«Несколько недель гадаю, чем интересна история с группой Дятлова, ведь всё очевидно: понижение температуры на 20 градусов вызвало неадекватные реакции части группы, в результате которых погибли все. Неужели можно предполагать другие варианты?»
Ещё как можно! Во всяком случае, похолодание на 20 градусов — это не та причина, которая может заставить людей разрезать палатку изнутри и без одежды выбежать на снег. Так что, знаете, не так всё просто.
Вернёмся через три минуты.
РЕКЛАМА
Д. Быков― Продолжаем разговор. В последней четверти, как всегда, лекция. Но прежде чем перейти к Людмиле Петрушевской (вот сейчас пришло ещё пять писем, поддерживающих эту кандидатуру), я на пару-тройку вопросов отвечу из почты.
«Как вы думаете, не был ли Обломов первым зафиксированным литературным кафкианцем? Штольц его побуждал к действию, а тот в пику этим побуждениям продолжал лежать на диване. Если Обломов кафкианец, то не является ли кафкианство особым путём России?»

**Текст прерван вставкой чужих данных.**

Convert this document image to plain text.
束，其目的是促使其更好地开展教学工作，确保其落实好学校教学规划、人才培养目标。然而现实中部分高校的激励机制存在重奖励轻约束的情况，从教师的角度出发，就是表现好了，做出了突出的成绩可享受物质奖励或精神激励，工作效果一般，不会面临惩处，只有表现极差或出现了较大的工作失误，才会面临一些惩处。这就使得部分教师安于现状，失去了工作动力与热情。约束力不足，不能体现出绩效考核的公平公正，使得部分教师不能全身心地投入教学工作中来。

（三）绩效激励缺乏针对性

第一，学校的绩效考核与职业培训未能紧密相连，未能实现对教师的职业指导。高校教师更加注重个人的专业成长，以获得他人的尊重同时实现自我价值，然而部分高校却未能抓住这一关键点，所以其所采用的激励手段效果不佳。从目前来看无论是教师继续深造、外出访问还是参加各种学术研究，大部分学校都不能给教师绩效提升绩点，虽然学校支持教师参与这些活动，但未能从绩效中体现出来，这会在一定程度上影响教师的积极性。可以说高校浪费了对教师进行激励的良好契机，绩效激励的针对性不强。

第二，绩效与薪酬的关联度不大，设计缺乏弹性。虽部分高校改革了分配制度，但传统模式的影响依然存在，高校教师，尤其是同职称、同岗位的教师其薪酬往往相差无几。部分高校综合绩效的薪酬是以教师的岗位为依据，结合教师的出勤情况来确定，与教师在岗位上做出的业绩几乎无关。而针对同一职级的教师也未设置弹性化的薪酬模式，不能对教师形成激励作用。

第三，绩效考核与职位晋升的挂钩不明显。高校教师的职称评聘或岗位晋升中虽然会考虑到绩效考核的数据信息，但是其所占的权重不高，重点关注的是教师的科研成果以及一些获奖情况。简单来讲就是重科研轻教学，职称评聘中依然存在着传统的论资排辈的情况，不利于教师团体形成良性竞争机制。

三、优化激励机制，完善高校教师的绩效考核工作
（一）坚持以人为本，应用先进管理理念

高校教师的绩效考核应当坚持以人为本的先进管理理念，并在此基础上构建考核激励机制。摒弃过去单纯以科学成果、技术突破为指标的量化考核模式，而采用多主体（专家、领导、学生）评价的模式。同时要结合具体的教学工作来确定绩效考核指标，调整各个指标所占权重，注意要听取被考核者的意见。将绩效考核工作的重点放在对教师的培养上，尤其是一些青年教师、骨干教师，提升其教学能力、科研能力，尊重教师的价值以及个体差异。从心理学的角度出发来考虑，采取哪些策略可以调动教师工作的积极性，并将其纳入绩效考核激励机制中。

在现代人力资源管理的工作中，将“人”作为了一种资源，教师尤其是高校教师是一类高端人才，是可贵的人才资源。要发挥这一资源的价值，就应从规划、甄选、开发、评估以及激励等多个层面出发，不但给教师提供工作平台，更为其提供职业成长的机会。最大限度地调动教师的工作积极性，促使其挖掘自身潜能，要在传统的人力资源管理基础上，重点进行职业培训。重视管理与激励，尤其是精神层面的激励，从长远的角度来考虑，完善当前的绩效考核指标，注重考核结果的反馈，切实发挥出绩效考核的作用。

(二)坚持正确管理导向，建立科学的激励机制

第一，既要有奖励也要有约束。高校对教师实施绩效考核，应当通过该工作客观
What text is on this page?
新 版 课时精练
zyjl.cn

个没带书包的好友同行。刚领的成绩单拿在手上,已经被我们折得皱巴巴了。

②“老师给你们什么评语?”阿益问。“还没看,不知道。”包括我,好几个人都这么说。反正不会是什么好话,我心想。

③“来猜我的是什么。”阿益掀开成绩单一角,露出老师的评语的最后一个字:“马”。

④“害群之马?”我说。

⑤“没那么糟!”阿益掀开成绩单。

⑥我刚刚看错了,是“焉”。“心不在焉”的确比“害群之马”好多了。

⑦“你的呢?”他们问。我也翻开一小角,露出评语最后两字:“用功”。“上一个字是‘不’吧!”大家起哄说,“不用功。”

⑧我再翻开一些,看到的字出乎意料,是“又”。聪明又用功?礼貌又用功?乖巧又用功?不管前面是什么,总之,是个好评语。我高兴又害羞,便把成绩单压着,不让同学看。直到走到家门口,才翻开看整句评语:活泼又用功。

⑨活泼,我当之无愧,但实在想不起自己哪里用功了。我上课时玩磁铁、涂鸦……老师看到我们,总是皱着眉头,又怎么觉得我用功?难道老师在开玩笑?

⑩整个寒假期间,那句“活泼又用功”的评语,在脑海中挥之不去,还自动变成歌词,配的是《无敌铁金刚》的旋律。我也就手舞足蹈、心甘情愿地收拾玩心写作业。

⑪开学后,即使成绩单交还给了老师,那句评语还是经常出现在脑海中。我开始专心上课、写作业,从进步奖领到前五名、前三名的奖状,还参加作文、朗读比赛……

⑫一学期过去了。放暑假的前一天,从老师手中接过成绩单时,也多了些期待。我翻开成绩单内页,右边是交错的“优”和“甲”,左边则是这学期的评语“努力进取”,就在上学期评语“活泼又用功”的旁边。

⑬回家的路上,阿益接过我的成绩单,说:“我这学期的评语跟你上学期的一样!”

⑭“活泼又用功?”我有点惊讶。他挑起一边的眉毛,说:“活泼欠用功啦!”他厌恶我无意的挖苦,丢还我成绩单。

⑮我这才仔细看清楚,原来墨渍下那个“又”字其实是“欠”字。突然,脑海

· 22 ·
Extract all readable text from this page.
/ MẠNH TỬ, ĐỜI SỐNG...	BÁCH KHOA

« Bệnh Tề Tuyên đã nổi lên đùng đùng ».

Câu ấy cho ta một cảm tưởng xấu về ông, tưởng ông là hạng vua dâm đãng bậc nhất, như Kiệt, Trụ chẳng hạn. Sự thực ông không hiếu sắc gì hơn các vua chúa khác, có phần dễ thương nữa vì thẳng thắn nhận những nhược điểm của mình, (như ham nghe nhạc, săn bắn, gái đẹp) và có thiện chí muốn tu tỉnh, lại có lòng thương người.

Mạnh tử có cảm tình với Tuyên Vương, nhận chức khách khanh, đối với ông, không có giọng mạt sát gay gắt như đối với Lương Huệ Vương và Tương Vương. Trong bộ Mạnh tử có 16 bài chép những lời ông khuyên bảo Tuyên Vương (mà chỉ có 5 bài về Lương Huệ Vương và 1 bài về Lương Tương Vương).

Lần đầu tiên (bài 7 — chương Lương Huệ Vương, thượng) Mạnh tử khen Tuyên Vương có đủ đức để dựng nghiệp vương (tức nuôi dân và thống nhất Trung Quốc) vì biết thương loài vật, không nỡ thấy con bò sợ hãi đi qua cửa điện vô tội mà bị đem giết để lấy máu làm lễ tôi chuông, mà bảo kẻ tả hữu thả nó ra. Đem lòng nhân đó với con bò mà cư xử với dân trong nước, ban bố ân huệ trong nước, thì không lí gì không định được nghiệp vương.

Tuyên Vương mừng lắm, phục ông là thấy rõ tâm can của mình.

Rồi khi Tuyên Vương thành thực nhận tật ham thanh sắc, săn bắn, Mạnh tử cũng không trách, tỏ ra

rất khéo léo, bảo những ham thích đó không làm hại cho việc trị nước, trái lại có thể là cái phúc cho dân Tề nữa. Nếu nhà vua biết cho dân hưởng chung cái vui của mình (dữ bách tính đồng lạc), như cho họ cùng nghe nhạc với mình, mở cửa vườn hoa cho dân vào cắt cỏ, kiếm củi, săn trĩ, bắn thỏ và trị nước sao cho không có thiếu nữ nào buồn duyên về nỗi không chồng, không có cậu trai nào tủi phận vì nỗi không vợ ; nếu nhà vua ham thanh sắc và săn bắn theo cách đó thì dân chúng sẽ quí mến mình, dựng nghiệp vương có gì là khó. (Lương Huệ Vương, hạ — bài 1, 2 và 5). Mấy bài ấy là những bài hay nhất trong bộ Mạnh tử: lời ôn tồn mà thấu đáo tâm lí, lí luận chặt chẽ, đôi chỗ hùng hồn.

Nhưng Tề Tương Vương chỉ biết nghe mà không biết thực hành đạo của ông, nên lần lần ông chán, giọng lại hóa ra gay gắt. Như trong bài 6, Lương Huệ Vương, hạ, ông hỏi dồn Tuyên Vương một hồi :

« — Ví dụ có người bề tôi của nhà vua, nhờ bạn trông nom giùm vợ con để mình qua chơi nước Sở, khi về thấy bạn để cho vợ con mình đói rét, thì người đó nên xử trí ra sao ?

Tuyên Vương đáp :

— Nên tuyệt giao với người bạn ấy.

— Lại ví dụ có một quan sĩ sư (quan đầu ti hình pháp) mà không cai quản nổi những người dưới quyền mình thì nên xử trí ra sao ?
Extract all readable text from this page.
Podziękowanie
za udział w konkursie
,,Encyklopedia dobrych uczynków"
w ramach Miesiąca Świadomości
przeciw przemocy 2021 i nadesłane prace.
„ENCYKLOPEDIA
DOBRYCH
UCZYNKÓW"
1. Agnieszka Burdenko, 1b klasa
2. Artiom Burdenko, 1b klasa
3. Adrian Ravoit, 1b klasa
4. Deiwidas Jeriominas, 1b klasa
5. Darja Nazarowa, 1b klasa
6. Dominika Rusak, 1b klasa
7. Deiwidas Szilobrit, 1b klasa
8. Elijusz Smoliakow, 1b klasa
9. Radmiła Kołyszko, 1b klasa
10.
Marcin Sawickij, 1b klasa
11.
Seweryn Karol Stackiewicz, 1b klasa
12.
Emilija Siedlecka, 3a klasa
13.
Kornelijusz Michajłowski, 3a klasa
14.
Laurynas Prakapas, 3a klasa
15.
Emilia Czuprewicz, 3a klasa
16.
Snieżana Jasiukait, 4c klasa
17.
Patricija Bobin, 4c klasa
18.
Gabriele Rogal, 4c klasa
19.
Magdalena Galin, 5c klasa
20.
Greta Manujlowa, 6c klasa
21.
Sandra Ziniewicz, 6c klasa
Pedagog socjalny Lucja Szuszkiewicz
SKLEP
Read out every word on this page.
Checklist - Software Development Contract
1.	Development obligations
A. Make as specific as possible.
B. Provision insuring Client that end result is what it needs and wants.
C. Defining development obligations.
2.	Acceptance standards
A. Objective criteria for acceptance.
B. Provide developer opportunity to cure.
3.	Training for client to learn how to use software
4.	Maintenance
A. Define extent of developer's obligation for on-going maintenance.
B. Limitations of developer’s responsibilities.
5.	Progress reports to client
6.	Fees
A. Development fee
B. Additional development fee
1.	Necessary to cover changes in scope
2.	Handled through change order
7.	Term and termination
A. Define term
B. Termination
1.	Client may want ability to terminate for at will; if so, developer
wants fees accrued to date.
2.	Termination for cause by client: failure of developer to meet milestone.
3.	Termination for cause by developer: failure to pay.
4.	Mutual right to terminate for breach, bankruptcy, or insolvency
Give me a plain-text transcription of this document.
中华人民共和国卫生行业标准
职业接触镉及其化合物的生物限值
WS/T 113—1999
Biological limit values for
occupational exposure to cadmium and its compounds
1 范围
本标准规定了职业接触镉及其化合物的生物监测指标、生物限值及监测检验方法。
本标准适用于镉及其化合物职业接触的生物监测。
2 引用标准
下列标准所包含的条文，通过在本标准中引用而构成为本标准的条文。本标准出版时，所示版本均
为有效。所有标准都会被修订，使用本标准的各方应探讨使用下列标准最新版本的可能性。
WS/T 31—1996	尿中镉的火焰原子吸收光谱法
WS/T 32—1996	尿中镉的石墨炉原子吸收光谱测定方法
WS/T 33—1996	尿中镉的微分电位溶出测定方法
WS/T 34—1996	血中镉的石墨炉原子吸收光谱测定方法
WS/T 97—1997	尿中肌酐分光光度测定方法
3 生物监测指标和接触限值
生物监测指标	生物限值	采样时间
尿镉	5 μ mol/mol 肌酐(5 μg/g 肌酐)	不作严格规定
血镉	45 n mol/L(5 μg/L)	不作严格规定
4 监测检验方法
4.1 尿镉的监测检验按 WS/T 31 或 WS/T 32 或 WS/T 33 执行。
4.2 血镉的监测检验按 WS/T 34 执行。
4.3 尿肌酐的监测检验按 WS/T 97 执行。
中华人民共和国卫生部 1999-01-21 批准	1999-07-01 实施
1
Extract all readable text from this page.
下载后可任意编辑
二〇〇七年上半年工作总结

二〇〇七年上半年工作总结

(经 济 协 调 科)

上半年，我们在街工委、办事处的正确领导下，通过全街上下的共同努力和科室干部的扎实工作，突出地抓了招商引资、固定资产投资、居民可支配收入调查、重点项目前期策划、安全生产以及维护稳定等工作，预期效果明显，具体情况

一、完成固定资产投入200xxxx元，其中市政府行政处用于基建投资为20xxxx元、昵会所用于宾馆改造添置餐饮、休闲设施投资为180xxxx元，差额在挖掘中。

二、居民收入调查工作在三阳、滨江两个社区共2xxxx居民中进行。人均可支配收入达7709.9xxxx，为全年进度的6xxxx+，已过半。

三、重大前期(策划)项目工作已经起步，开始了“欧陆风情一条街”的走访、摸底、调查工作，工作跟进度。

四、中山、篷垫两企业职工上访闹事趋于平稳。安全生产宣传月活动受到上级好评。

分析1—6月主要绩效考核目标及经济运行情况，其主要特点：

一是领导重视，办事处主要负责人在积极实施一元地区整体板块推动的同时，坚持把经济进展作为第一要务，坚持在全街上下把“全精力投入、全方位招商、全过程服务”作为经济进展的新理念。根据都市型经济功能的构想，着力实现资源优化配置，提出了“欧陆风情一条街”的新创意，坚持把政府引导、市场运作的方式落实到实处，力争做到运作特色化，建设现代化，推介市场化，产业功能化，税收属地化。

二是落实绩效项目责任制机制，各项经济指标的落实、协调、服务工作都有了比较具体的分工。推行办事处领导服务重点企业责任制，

Это очень хорошая мысль! «Мы рождены, чтоб Кафку сделать былью», но это не кафкианство, а буддизм. Вообще теория «недеяния» России очень присуща, и интересную диссертацию написал бы тот, кто развил бы эту идею. Например, последний фильм Владимира Мотыля (я считаю, великий) «Багровый цвет снегопада» я пересматриваю без конца — не просто потому, что там безумно красивая актриса Даниэла Стоянович, но ещё и потому, что там мысль очень глубокая. Мысль там в том, что не надо мстить, Господь отомстит; как только ты начинаешь действовать, всё разлаживается, а как только ты предоставляешь ходу вещей действовать (в России), всё становится правильным. Вот точно так же надо и здесь. Теория и практика «недеяния» в России… Помните, ведь Гончаров взялся за роман для того, чтобы осудить Обломова, преодолеть свою болезнь, а кончил тем, что его оправдал, он сохранил своё хрустальное сердце.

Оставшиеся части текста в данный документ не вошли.